Hong Kong-listed Lippo Group said that there is doubt over whether its plan for an integrated resort in South Korea with Caesars Entertainment will proceed, after parties failed to resolve outstanding issues by a Dec. 31st deadline.

In a filing with the Hong Kong Stock Exchange, Lippo said consortium members have not been able to satisfy conditions relating to the acquisition of land targeted for the resort. Discussions are continuing with a view to either reaching an accord, or extending the deadline for negotiations.

“There is no assurance that such discussions and negotiations will result in any agreement, in which case the Project will not proceed,” it said.

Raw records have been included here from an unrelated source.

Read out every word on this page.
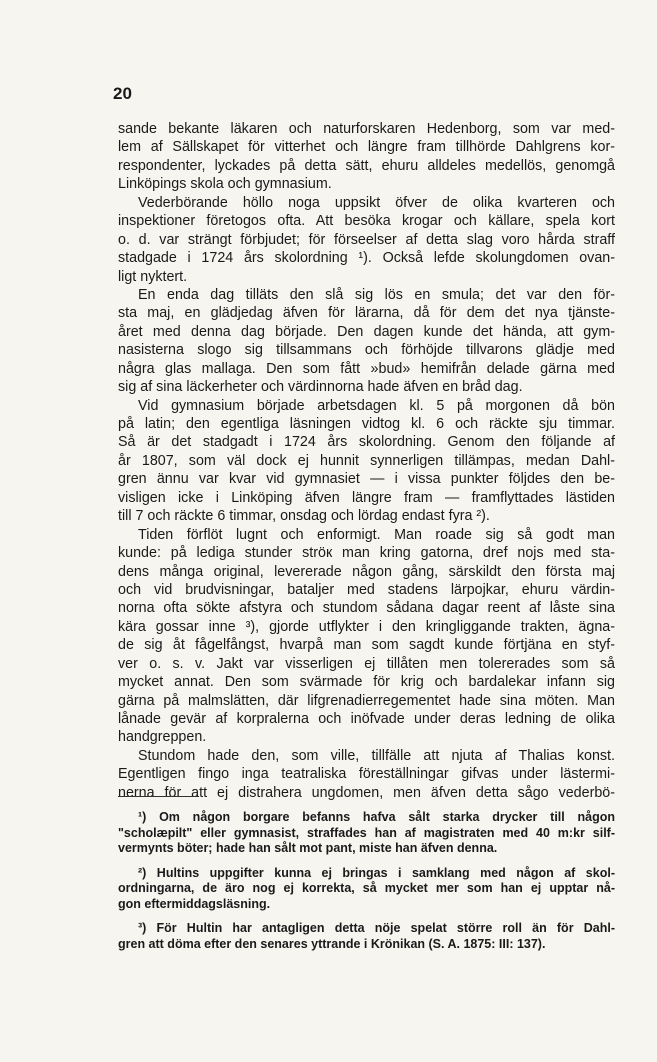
20
sande bekante läkaren och naturforskaren Hedenborg, som var med-
lem af Sällskapet för vitterhet och längre fram tillhörde Dahlgrens kor-
respondenter, lyckades på detta sätt, ehuru alldeles medellös, genomgå
Linköpings skola och gymnasium.
Vederbörande höllo noga uppsikt öfver de olika kvarteren och
inspektioner företogos ofta. Att besöka krogar och källare, spela kort
o. d. var strängt förbjudet; för förseelser af detta slag voro hårda straff
stadgade i 1724 års skolordning ¹). Också lefde skolungdomen ovan-
ligt nyktert.
En enda dag tilläts den slå sig lös en smula; det var den för-
sta maj, en glädjedag äfven för lärarna, då för dem det nya tjänste-
året med denna dag började. Den dagen kunde det hända, att gym-
nasisterna slogo sig tillsammans och förhöjde tillvarons glädje med
några glas mallaga. Den som fått »bud» hemifrån delade gärna med
sig af sina läckerheter och värdinnorna hade äfven en bråd dag.
Vid gymnasium började arbetsdagen kl. 5 på morgonen då bön
på latin; den egentliga läsningen vidtog kl. 6 och räckte sju timmar.
Så är det stadgadt i 1724 års skolordning. Genom den följande af
år 1807, som väl dock ej hunnit synnerligen tillämpas, medan Dahl-
gren ännu var kvar vid gymnasiet — i vissa punkter följdes den be-
visligen icke i Linköping äfven längre fram — framflyttades lästiden
till 7 och räckte 6 timmar, onsdag och lördag endast fyra ²).
Tiden förflöt lugnt och enformigt. Man roade sig så godt man
kunde: på lediga stunder ströк man kring gatorna, dref nojs med sta-
dens många original, levererade någon gång, särskildt den första maj
och vid brudvisningar, bataljer med stadens lärpojkar, ehuru värdin-
norna ofta sökte afstyra och stundom sådana dagar reent af låste sina
kära gossar inne ³), gjorde utflykter i den kringliggande trakten, ägna-
de sig åt fågelfångst, hvarpå man som sagdt kunde förtjäna en styf-
ver o. s. v. Jakt var visserligen ej tillåten men tolererades som så
mycket annat. Den som svärmade för krig och bardalekar infann sig
gärna på malmslätten, där lifgrenadierregementet hade sina möten. Man
lånade gevär af korpralerna och inöfvade under deras ledning de olika
handgreppen.
Stundom hade den, som ville, tillfälle att njuta af Thalias konst.
Egentligen fingo inga teatraliska föreställningar gifvas under lästermi-
nerna för att ej distrahera ungdomen, men äfven detta sågo vederbö-
¹) Om någon borgare befanns hafva sålt starka drycker till någon
"scholæpilt" eller gymnasist, straffades han af magistraten med 40 m:kr silf-
vermynts böter; hade han sålt mot pant, miste han äfven denna.
²) Hultins uppgifter kunna ej bringas i samklang med någon af skol-
ordningarna, de äro nog ej korrekta, så mycket mer som han ej upptar nå-
gon eftermiddagsläsning.
³) För Hultin har antagligen detta nöje spelat större roll än för Dahl-
gren att döma efter den senares yttrande i Krönikan (S. A. 1875: III: 137).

Aside from the issue of the acquisition of the land, Lippo said there were other uncertainties including whether the members of the consortium are able to agree and finalize their investment, the form that the company’s investment will take and entering into definitive agreements on mutually agreeable terms.

“Further, the Preliminary Review Approval is conditional and accordingly there is no certainty as to whether the final licence will be granted,” it added.

Lippo, together with Caesars Entertainment and Singapore’s OUE Ltd received preliminary approval to build a foreigner-only integrated tourism resort in March last year. The casino will be located near the country’s main international airport on Yeongjong island and is expected to cost around 2.3 trillion won ($2.2 billion). It will be built in stages and will be ready in time for the 2018 Winter Olympics in Korea, the companies said at the time.

Enthusiasm for the prospects of South Korea’s casino industry has dimmed recently as China’s anti-corruption drive grinds on, with operators seen highly dependent on visitation from China.

An initial field of about 34 bidders for two casino licenses being offered by the government may have shrivelled to just six by the December deadline, according to some media reports.

In November, Hong Kong-listed NagaCorp and Grand Korea Leisure said they will not participate in a bidding process for one of two integrated resort licenses being offered by the South Korean government, due to concern about the economic viability of the projects.